Here’s some code that does just that using Node.js:

var MongoDB = require('mongodb');

// To track the oplog we need the oplog URL
oplogurl = 'mongodb://<user>:<password>@candidate.11.mongolayer.com:10240,candidate.0.mongolayer.com:10240/local?authSource=wiktory'

// Open the connection to the database
MongoDB.MongoClient.connect(oplogurl, function(err, db) {  
  // Get to oplog collection
  db.collection("oplog.rs", function(err, oplog) {
    // Find the highest timestamp
    oplog.find({}, {
      ts: 1
    }).sort({
      $natural: -1
    }).limit(1).toArray(function(err, data) {
      lastOplogTime = data[0].ts;
      // If there isn't one found, get one from the local clock
      if (lastOplogTime) {
        queryForTime = {
          $gt: lastOplogTime
        };
      } else {
        tstamp = new MongoDB.Timestamp(0, Math.floor(new Date().getTime() / 1000))
        queryForTime = {
          $gt: tstamp
        };
      }
      // Create a cursor for tailing and set it to await data
      cursor = oplog.find({
        ts: queryForTime
      }, {
        tailable: true,
        awaitdata: true,
        oplogReplay: true,
        numberOfRetries: -1
      });
      // Wrap that cursor in a Node Stream
      stream = cursor.stream();

      // And when data arrives at that stream, print it out
      stream.on('data', function(oplogdoc) {
        console.log(oplogdoc);
      });
    });
  });
});

Now, this code is bare-bones and has been put together to show what happens behind the scenes in an oplog tailing application. The oplogurl variable is the critical part of this program. It uses the Replica Set URI which you can get from the database's Admin dashboard:

mongodb://<user>:<password>@candidate.11.mongolayer.com:10240,candidate.0.mongolayer.com:10240/wiktory  

But rather than ending with the database name, after the last / insert local?authSource= to get

mongodb://<user>:<password>@candidate.11.mongolayer.com:10240,candidate.0.mongolayer.com:10240/local?authSource=wiktory  

This change tells the connecting application to connect to the "local" database but authenticate with the "wiktory" database.

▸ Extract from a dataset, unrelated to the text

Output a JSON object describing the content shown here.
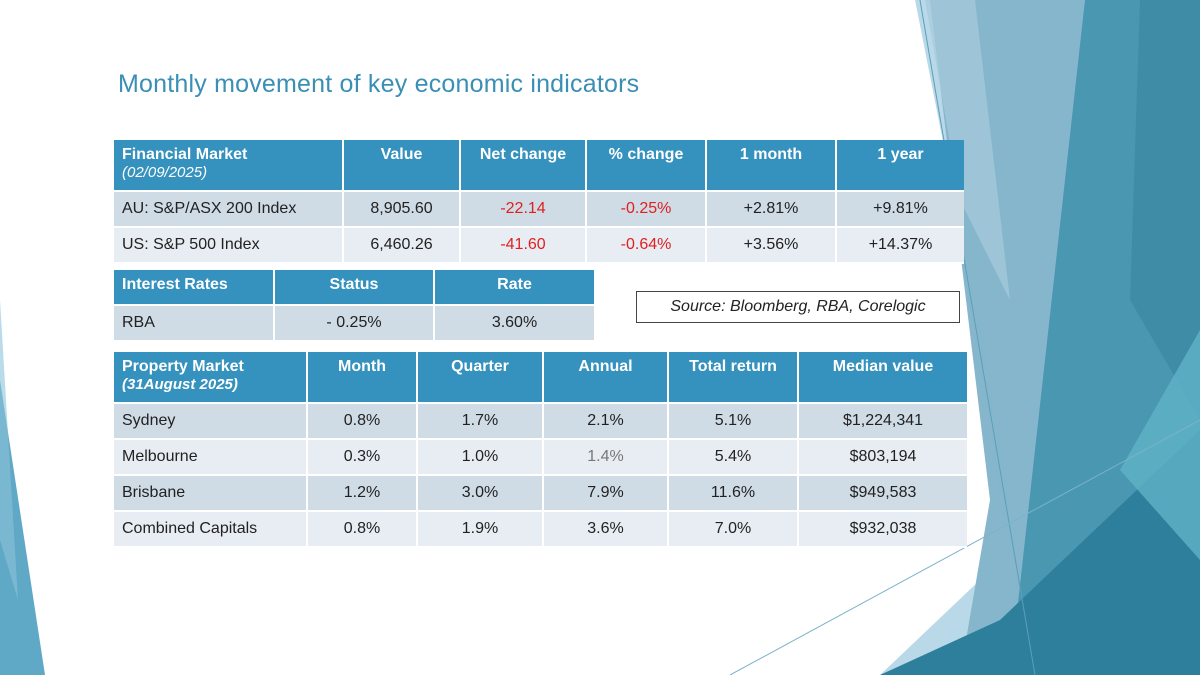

This is a common pattern with oplog tailing applications and is a more direct way of doing what we did earlier in this article – logging into the database and then switching to use the "local" database.

The drawback with this code is that everything happening in the oplog – every operation on every collection – will be dumped to the console. To make sense of the oplog and to work with maintainable code we'll want to use a library or framework. In the next part of this series, we will look at some for Node.js and other platforms.